Zum Tag der Arbeit widmet sich die Cinémathèque einen Monat lang filmischen Wiederentdeckungen, die sich mit Arbeit auseinandersetzen, die Frauen leisten. In sechs Filmen von Regisseurinnen treffen wir sie in unterschiedlichen Bereichen an, als Teil einer Ajvar-Kooperative oder als Kopfgeldjägerin im Nachtclub. Es geht um Ausbeutung wie in Chantal Akermans »Jeanne Dielman« oder dem preisgekrönten »The Assistant« und um Selbstermächtigung der Frauen im Kosovo (»Hive«) oder im DC Universe (»Birds of Prey«). Eine Menge Arbeit wird es derweil auch, sich durch die vielen ausgezeichneten Filme in dieser Woche zu arbeiten.
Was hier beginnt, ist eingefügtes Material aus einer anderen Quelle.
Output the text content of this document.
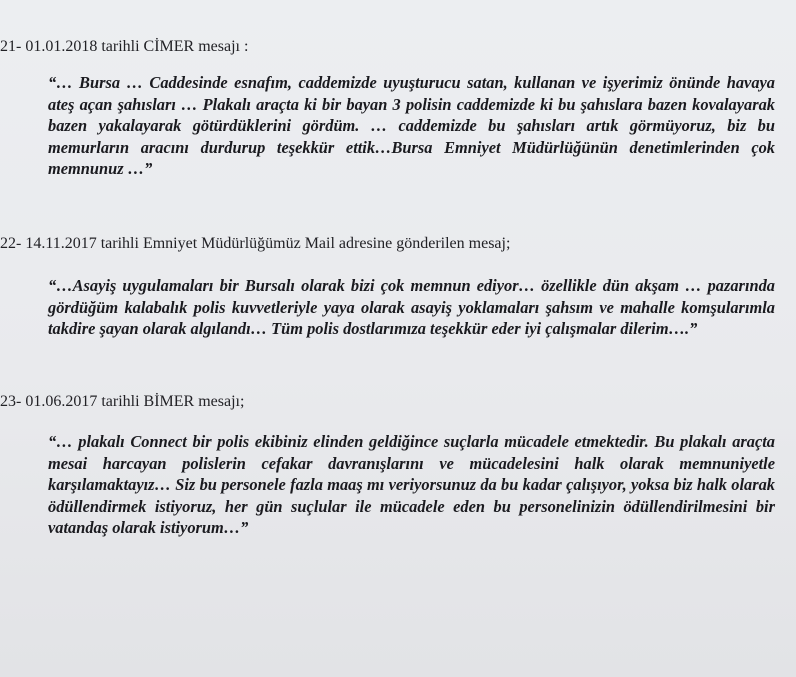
21- 01.01.2018 tarihli CİMER mesajı :
“… Bursa … Caddesinde esnafım, caddemizde uyuşturucu satan, kullanan ve işyerimiz önünde havaya ateş açan şahısları … Plakalı araçta ki bir bayan 3 polisin caddemizde ki bu şahıslara bazen kovalayarak bazen yakalayarak götürdüklerini gördüm. … caddemizde bu şahısları artık görmüyoruz, biz bu memurların aracını durdurup teşekkür ettik…Bursa Emniyet Müdürlüğünün denetimlerinden çok memnunuz …”
22- 14.11.2017 tarihli Emniyet Müdürlüğümüz Mail adresine gönderilen mesaj;
“…Asayiş uygulamaları bir Bursalı olarak bizi çok memnun ediyor… özellikle dün akşam … pazarında gördüğüm kalabalık polis kuvvetleriyle yaya olarak asayiş yoklamaları şahsım ve mahalle komşularımla takdire şayan olarak algılandı… Tüm polis dostlarımıza teşekkür eder iyi çalışmalar dilerim….”
23- 01.06.2017 tarihli BİMER mesajı;
“… plakalı Connect bir polis ekibiniz elinden geldiğince suçlarla mücadele etmektedir. Bu plakalı araçta mesai harcayan polislerin cefakar davranışlarını ve mücadelesini halk olarak memnuniyetle karşılamaktayız… Siz bu personele fazla maaş mı veriyorsunuz da bu kadar çalışıyor, yoksa biz halk olarak ödüllendirmek istiyoruz, her gün suçlular ile mücadele eden bu personelinizin ödüllendirilmesini bir vatandaş olarak istiyorum…”
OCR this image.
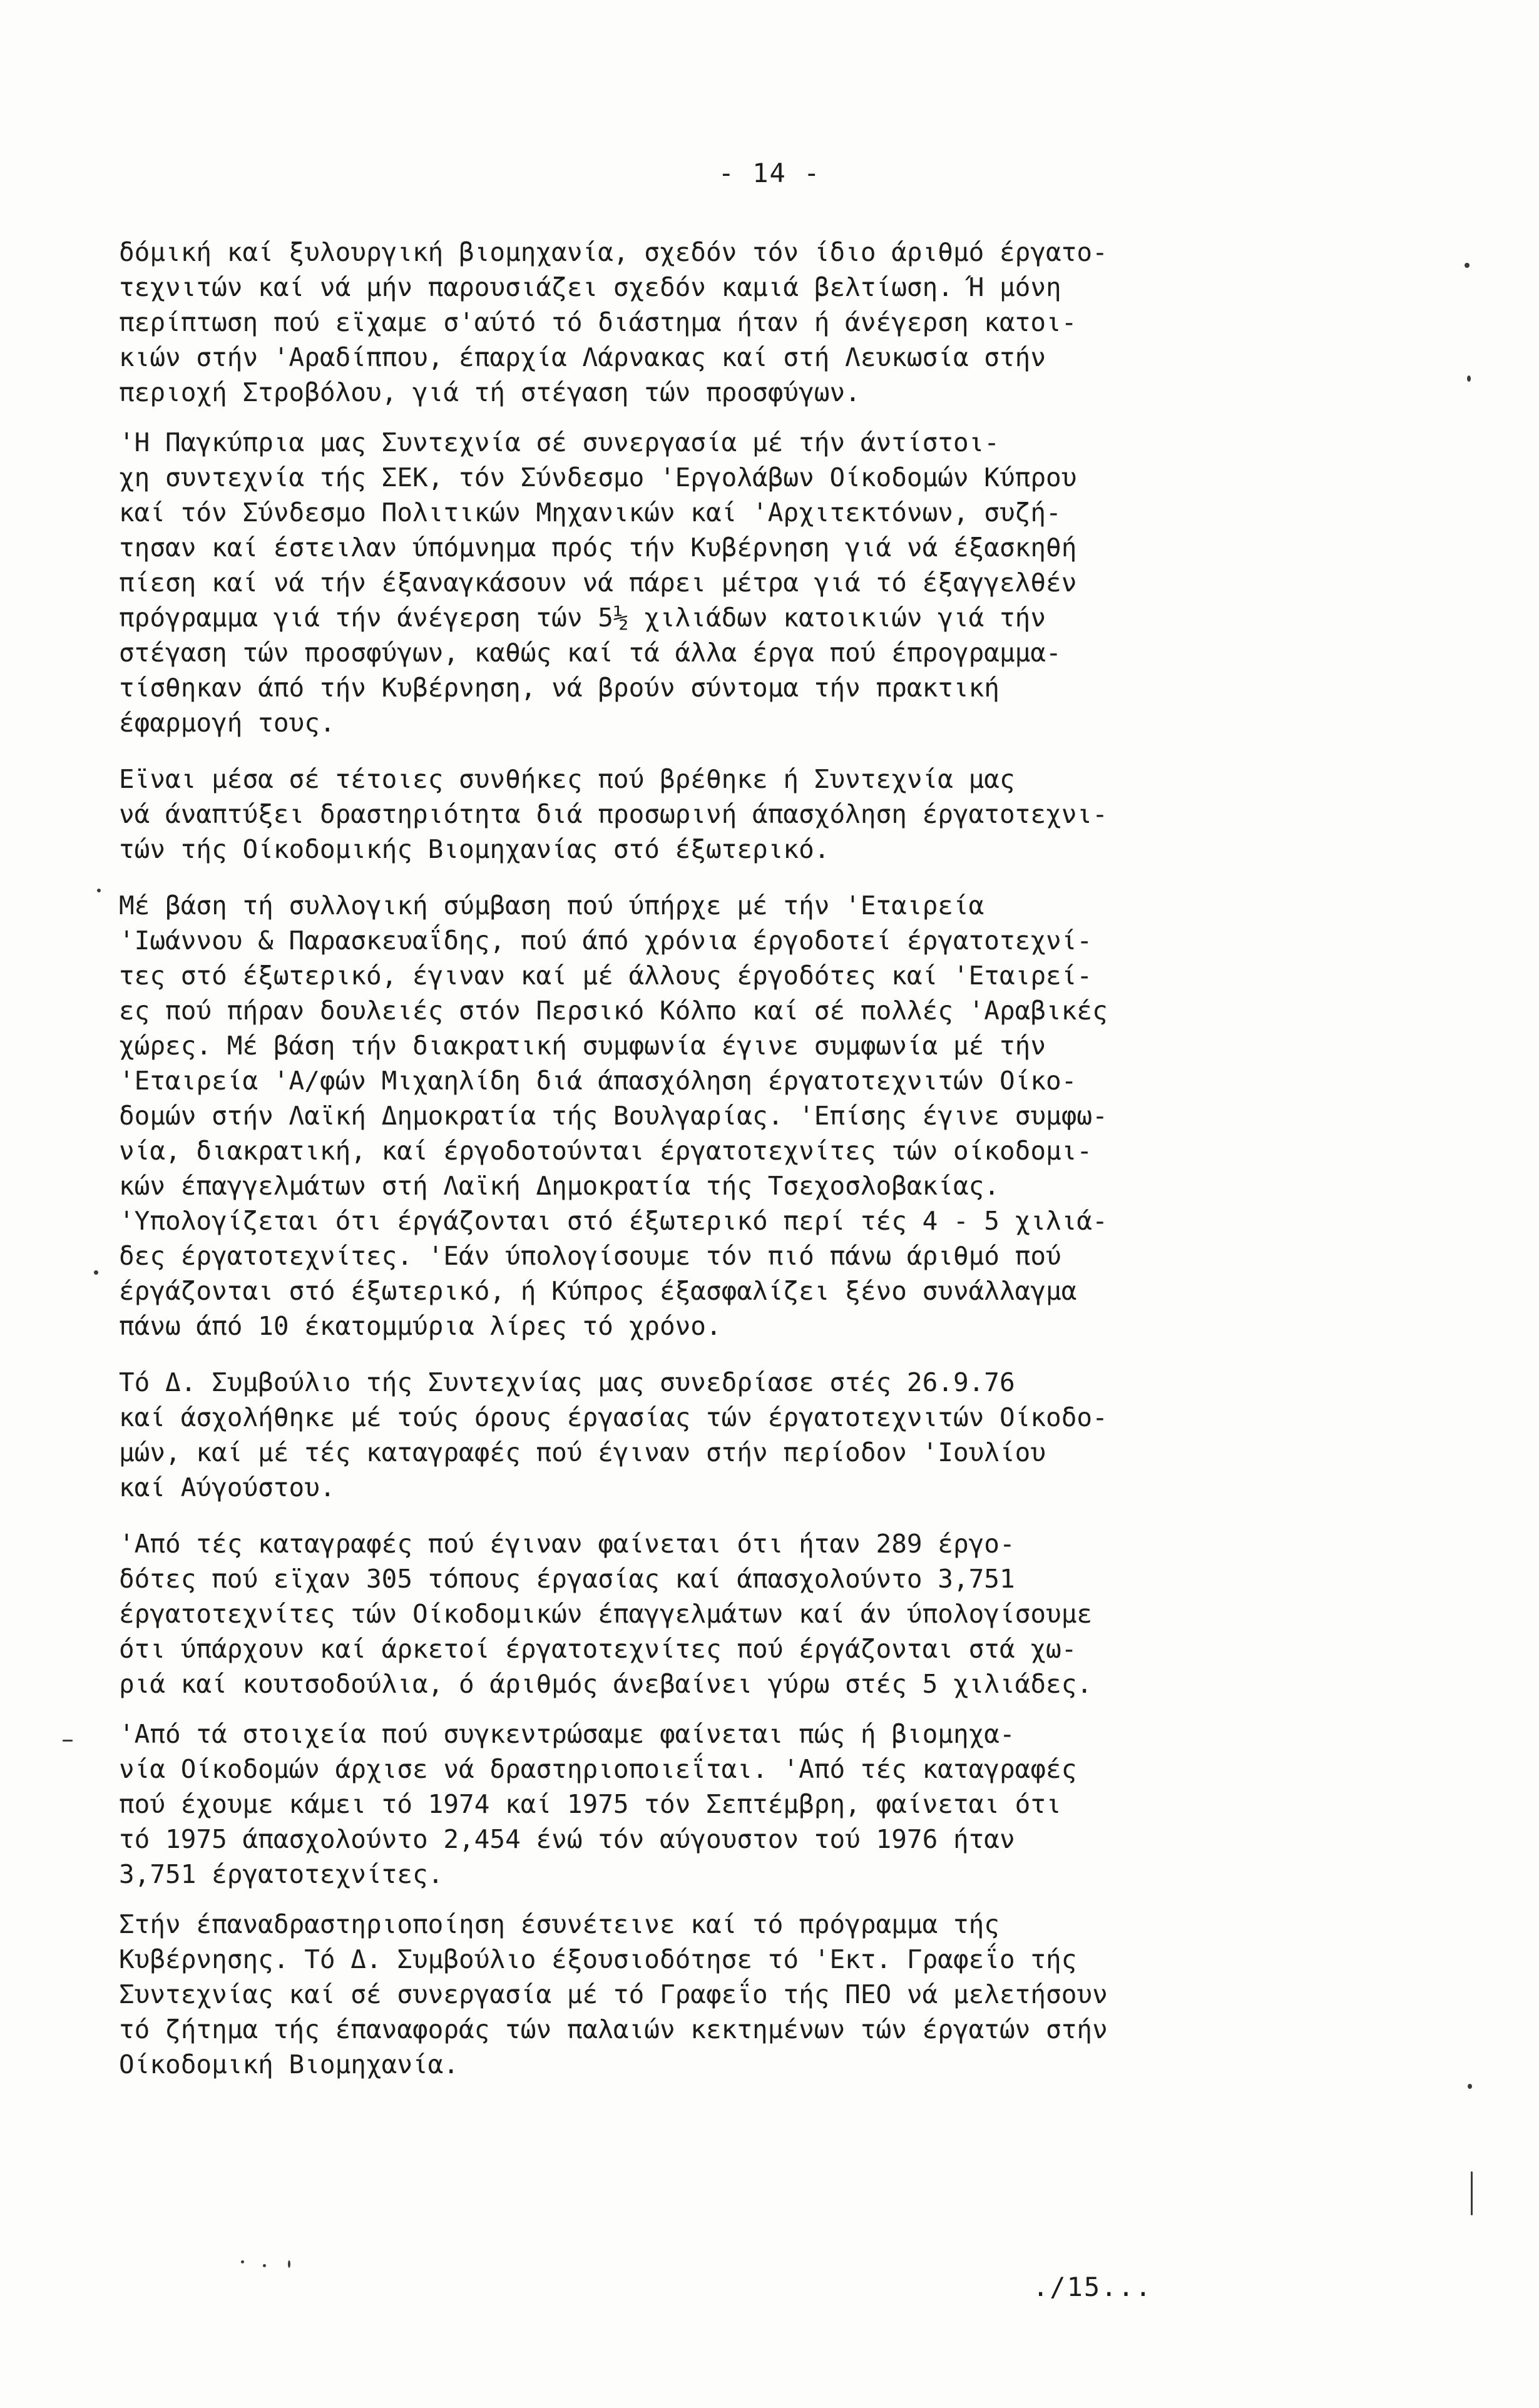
- 14 -

δόμική καί ξυλουργική βιομηχανία, σχεδόν τόν ίδιο άριθμό έργατο-
τεχνιτών καί νά μήν παρουσιάζει σχεδόν καμιά βελτίωση. Ή μόνη
περίπτωση πού εϊχαμε σ'αύτό τό διάστημα ήταν ή άνέγερση κατοι-
κιών στήν 'Αραδίππου, έπαρχία Λάρνακας καί στή Λευκωσία στήν
περιοχή Στροβόλου, γιά τή στέγαση τών προσφύγων.

'Η Παγκύπρια μας Συντεχνία σέ συνεργασία μέ τήν άντίστοι-
χη συντεχνία τής ΣΕΚ, τόν Σύνδεσμο 'Εργολάβων Οίκοδομών Κύπρου
καί τόν Σύνδεσμο Πολιτικών Μηχανικών καί 'Αρχιτεκτόνων, συζή-
τησαν καί έστειλαν ύπόμνημα πρός τήν Κυβέρνηση γιά νά έξασκηθή
πίεση καί νά τήν έξαναγκάσουν νά πάρει μέτρα γιά τό έξαγγελθέν
πρόγραμμα γιά τήν άνέγερση τών 5½ χιλιάδων κατοικιών γιά τήν
στέγαση τών προσφύγων, καθώς καί τά άλλα έργα πού έπρογραμμα-
τίσθηκαν άπό τήν Κυβέρνηση, νά βρούν σύντομα τήν πρακτική
έφαρμογή τους.

Εϊναι μέσα σέ τέτοιες συνθήκες πού βρέθηκε ή Συντεχνία μας
νά άναπτύξει δραστηριότητα διά προσωρινή άπασχόληση έργατοτεχνι-
τών τής Οίκοδομικής Βιομηχανίας στό έξωτερικό.

Μέ βάση τή συλλογική σύμβαση πού ύπήρχε μέ τήν 'Εταιρεία
'Ιωάννου & Παρασκευαΐδης, πού άπό χρόνια έργοδοτεί έργατοτεχνί-
τες στό έξωτερικό, έγιναν καί μέ άλλους έργοδότες καί 'Εταιρεί-
ες πού πήραν δουλειές στόν Περσικό Κόλπο καί σέ πολλές 'Αραβικές
χώρες. Μέ βάση τήν διακρατική συμφωνία έγινε συμφωνία μέ τήν
'Εταιρεία 'Α/φών Μιχαηλίδη διά άπασχόληση έργατοτεχνιτών Οίκο-
δομών στήν Λαϊκή Δημοκρατία τής Βουλγαρίας. 'Επίσης έγινε συμφω-
νία, διακρατική, καί έργοδοτούνται έργατοτεχνίτες τών οίκοδομι-
κών έπαγγελμάτων στή Λαϊκή Δημοκρατία τής Τσεχοσλοβακίας.
'Υπολογίζεται ότι έργάζονται στό έξωτερικό περί τές 4 - 5 χιλιά-
δες έργατοτεχνίτες. 'Εάν ύπολογίσουμε τόν πιό πάνω άριθμό πού
έργάζονται στό έξωτερικό, ή Κύπρος έξασφαλίζει ξένο συνάλλαγμα
πάνω άπό 10 έκατομμύρια λίρες τό χρόνο.

Τό Δ. Συμβούλιο τής Συντεχνίας μας συνεδρίασε στές 26.9.76
καί άσχολήθηκε μέ τούς όρους έργασίας τών έργατοτεχνιτών Οίκοδο-
μών, καί μέ τές καταγραφές πού έγιναν στήν περίοδον 'Ιουλίου
καί Αύγούστου.

'Από τές καταγραφές πού έγιναν φαίνεται ότι ήταν 289 έργο-
δότες πού εϊχαν 305 τόπους έργασίας καί άπασχολούντο 3,751
έργατοτεχνίτες τών Οίκοδομικών έπαγγελμάτων καί άν ύπολογίσουμε
ότι ύπάρχουν καί άρκετοί έργατοτεχνίτες πού έργάζονται στά χω-
ριά καί κουτσοδούλια, ό άριθμός άνεβαίνει γύρω στές 5 χιλιάδες.

'Από τά στοιχεία πού συγκεντρώσαμε φαίνεται πώς ή βιομηχα-
νία Οίκοδομών άρχισε νά δραστηριοποιεΐται. 'Από τές καταγραφές
πού έχουμε κάμει τό 1974 καί 1975 τόν Σεπτέμβρη, φαίνεται ότι
τό 1975 άπασχολούντο 2,454 ένώ τόν αύγουστον τού 1976 ήταν
3,751 έργατοτεχνίτες.

Στήν έπαναδραστηριοποίηση έσυνέτεινε καί τό πρόγραμμα τής
Κυβέρνησης. Τό Δ. Συμβούλιο έξουσιοδότησε τό 'Εκτ. Γραφεΐο τής
Συντεχνίας καί σέ συνεργασία μέ τό Γραφεΐο τής ΠΕΟ νά μελετήσουν
τό ζήτημα τής έπαναφοράς τών παλαιών κεκτημένων τών έργατών στήν
Οίκοδομική Βιομηχανία.

./15...
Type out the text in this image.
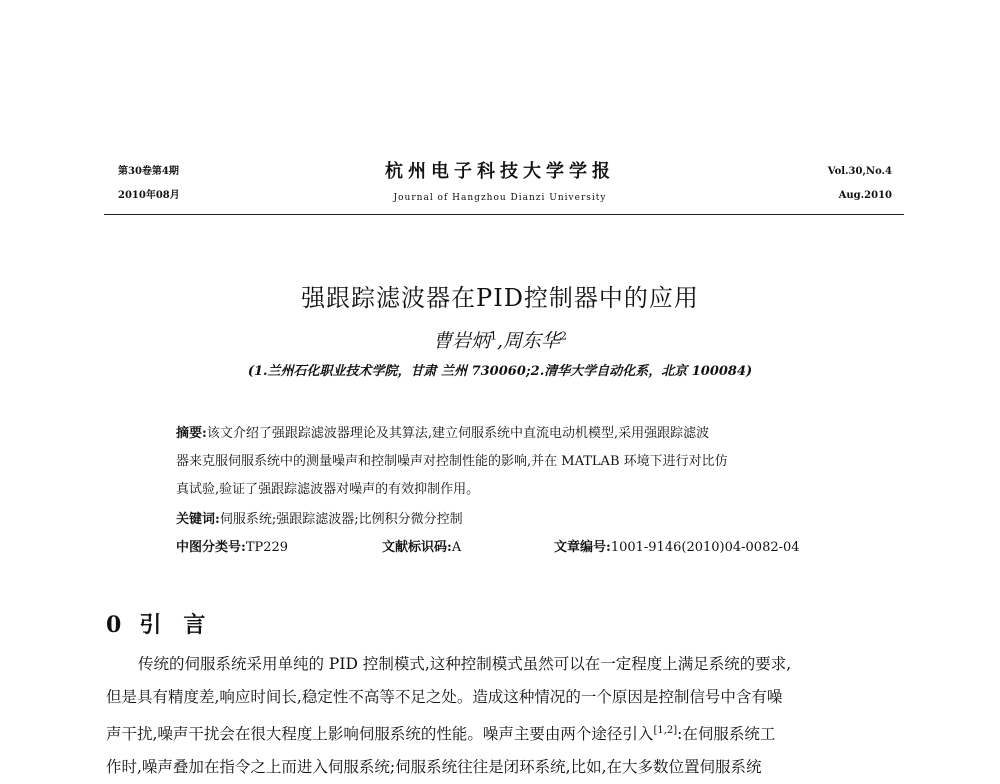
第30卷第4期
2010年08月
杭州电子科技大学学报
Journal of Hangzhou Dianzi University
Vol.30,No.4
Aug.2010
强跟踪滤波器在PID控制器中的应用
曹岩炳$^1$,周东华$^2$
(1.兰州石化职业技术学院，甘肃 兰州 730060;2.清华大学自动化系，北京 100084)
摘要:该文介绍了强跟踪滤波器理论及其算法,建立伺服系统中直流电动机模型,采用强跟踪滤波
器来克服伺服系统中的测量噪声和控制噪声对控制性能的影响,并在 MATLAB 环境下进行对比仿
真试验,验证了强跟踪滤波器对噪声的有效抑制作用。
关键词:伺服系统;强跟踪滤波器;比例积分微分控制
中图分类号:TP229	文献标识码:A	文章编号:1001-9146(2010)04-0082-04
0 引言
传统的伺服系统采用单纯的 PID 控制模式,这种控制模式虽然可以在一定程度上满足系统的要求,
但是具有精度差,响应时间长,稳定性不高等不足之处。造成这种情况的一个原因是控制信号中含有噪
声干扰,噪声干扰会在很大程度上影响伺服系统的性能。噪声主要由两个途径引入[1,2]:在伺服系统工
作时,噪声叠加在指令之上而进入伺服系统;伺服系统往往是闭环系统,比如,在大多数位置伺服系统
Das Angebot für Kinofans war schon lange nicht mehr so gut.
»Arbeit/Schaffen«: 1.-31. Mai., Cinémathèque in der Nato
Film der Woche: Evelyn und Waymond Wang betreiben in den USA einen Waschsalon – und es läuft nicht rund für die Einwanderfamilie aus China. Es gibt Probleme mit dem Finanzamt, Evelyn kann den Lebensentwurf von Tochter Joy nur schwer akzeptieren und vor allem steht ihre Ehe auf der Kippe. Doch dann geschieht es: Vor einem Behördentermin spricht im Fahrstuhl ein völlig gewandelter Waymond zu ihr und macht ihr klar, dass er gerade eine andere Version ihres Mannes aus einer Paralleldimension sei und sie allein es in der Hand habe, das gesamte Multiversum zu retten. Das Duo Daniels, das 2016 schon bei seinem Debüt mit der Survival-Groteske »Swiss Army Man« für große Augen sorgte, hat hier eine cineastische Wundertüte erschaffen, die sogar Marvels Doctor Strange in seinem »Multiverse of Madness« vor Neid erblassen lassen dürfte. Voller Liebe zum Kino werfen die Regisseure so ziemlich jedes Genre in die Waagschale und zitieren sich dabei lust- und humorvoll und absurd einfallsreich durch die Filmgeschichte, von Science-Fiction über das Liebesdrama und die Animationskomödie bis hin zur Martial-Arts-Action. Allerdings vergessen sie bei alledem nie den emotional geerdeten Unterbau, sodass ihr Werk unterm Strich eigentlich eine mit Michelle Yeoh, Ke Huy Quan und Stephanie Hsu famos besetzte, absolut einzigartige Familientragikomödie ist, die völlig kitschfrei berührt.
PETER HOCH
»Everything Everywhere All At Once«: ab 28.4., Passage-Kinos, Regina-Palast
Mikey Saber – mit diesem Namen kann man nur Pornostar werden. Pornos hat Mikey reichlich gedreht und in seiner eigenen Wahrnehmung ist er ein Filmstar. Das hindert ihn allerdings nicht daran, auf der Couch seiner Ex Lexi zu landen. Abgebrannt und geschasst, versucht der Mittvierziger in einem verschlafenen Städtchen in Texas wieder auf die Beine zu kommen. Im örtlichen Donut-Diner trifft er auf Strawberry und verspricht ihr, sie reich und berühmt zu machen – und Mikey kann ziemlich überzeugend sein. Sein Enthusiasmus ist ehrlich und ansteckend und man entwickelt leicht Sympathie für den Loser. Zu verdanken ist das vor allem der Ausstrahlung von Simon Rex, dem Regisseur Sean Baker (»The Florida Project«) die Hauptrolle anvertraute. Er nimmt die Gelegenheit mit vollem Körpereinsatz war und macht »Red Rocket« zu einer rundum erfrischenden Indie-Komödie.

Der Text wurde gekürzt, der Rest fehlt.